Een andere weg tot de zekerheid, dan door het geloof, is er niet. De zekerheid des heils is niet iets, dat nu buiten het geloof en nog eens op een aparte wijze tot stand komt. Men is verzekerd van zijn zaligheid en schuldvergiffenis alléén door het geloof, of men is het niet. 't Geloof betekent in zichzelf vastheid, vanwege zijn voorwerp: Gods belofte in Christus Jezus. Daarom schreef Paulus: „In welken ook gij zijt, nadat gij het woord der waarheid, namelijk het Evangelie uwer zaligheid gehoord hebt; in welken gij ook, nadat gij geloofd hebt, zijt vergezeld geworden met de Heilige Geest der belofte". Eigenlijk staat er: al gelovende. In de weg, in de beoefening van het geloof, worden we verzekerd. En als de geloofsoefening ontbreekt, genieten we de zekerheid niet. Daarom beleden onze vaderen in de Cat.: „In zover ik zulk een weldaad met een gelovig hart aanneem".
Het is dan ook verkeerd om de zekerheid van onze zaligheid te zoeken in aparte ervaringen, buiten het woord van God, om, zoals in de dagen van de Reformatie de Wederdopers het stelden. Zij leefden bij het z.g.n. inwendige licht, de rechtstreeks inspraak van de Heilige Geest in 't hart. Ze verachten het uitwendige woord en gingen op in stemmen en visioenen. Datzelfde kunt u ook weer ontdekken in de Pinksterbeweging van onze tijd, die ook van de vastheid van Gods Woord terugvalt op de subjectieve beleving van allerlei stemmen en inspraken. Men noemt dat dan profetie. En er zijn ook vele zoekende harten, die menen dan pas tot zekerheid te kunnen komen, als ze iets aparts ontvangen, 'n stem uit de hemel, een inspraak in het hart. Maar zo werkt de Heilige Geest niet. De Pinkstergeest grijpt altijd naar Zijn eigen woord. Hij getuigt in de weg van het geloven met onze geest, dat we kinderen Gods zijn. En dat getuigenis bestaat niet in een hoorbare stem in ons hart, maar juist daarin, dat Hij overtuigend ons oog vestigt op de beloften des Heeren, zodat wij de reflex daarvan in onze ziel doorleven en leren vertrouwen: Nu is het niet alleen voor anderen, maar ook voor mij.

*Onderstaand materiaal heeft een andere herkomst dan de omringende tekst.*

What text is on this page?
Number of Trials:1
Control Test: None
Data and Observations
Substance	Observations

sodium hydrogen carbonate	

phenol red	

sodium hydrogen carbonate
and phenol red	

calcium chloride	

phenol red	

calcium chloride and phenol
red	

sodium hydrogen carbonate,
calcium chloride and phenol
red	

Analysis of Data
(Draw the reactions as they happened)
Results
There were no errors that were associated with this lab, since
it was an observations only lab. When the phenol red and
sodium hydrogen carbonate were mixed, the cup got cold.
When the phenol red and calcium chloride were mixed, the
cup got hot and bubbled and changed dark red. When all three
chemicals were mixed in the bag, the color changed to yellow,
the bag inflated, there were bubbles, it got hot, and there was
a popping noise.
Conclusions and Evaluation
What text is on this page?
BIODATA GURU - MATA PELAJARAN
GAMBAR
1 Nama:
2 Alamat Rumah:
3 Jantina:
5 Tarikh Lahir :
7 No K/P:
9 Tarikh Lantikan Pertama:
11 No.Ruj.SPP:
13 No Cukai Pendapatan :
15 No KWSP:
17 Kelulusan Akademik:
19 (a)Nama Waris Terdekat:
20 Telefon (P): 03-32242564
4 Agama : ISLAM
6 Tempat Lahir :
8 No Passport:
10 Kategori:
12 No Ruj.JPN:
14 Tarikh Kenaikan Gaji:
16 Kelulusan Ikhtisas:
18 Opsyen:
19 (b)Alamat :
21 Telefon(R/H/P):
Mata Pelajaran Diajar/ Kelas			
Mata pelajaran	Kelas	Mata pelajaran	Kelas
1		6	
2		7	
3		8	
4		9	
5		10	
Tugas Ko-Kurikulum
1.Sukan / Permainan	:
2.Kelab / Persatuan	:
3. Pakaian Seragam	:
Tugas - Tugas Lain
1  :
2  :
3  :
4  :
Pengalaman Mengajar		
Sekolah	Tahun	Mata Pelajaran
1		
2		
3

Eveneens zoeken wij op de verkeerde wijze die zekerheid, wanneer we haar willen opbouwen uit het letten op de kenmerken. Menigeen speurt dan in zijn geestelijk leven naar de kenmerken der genade, om dan bij conclusie, als een optelsom, tot de overtuiging te komen: Ja, alles bij elkaar genomen mag ik wel geloven, dat ik het echte geloof heb en een kind des Heeren ben.
Maar op die manier krijgen we nooit echte zekerheid. Kenmerken zijn er. De Bijbel tekent ze ons en ze moeten ook gepredikt worden. Onze belijdenisgeschriften noemen ze ook.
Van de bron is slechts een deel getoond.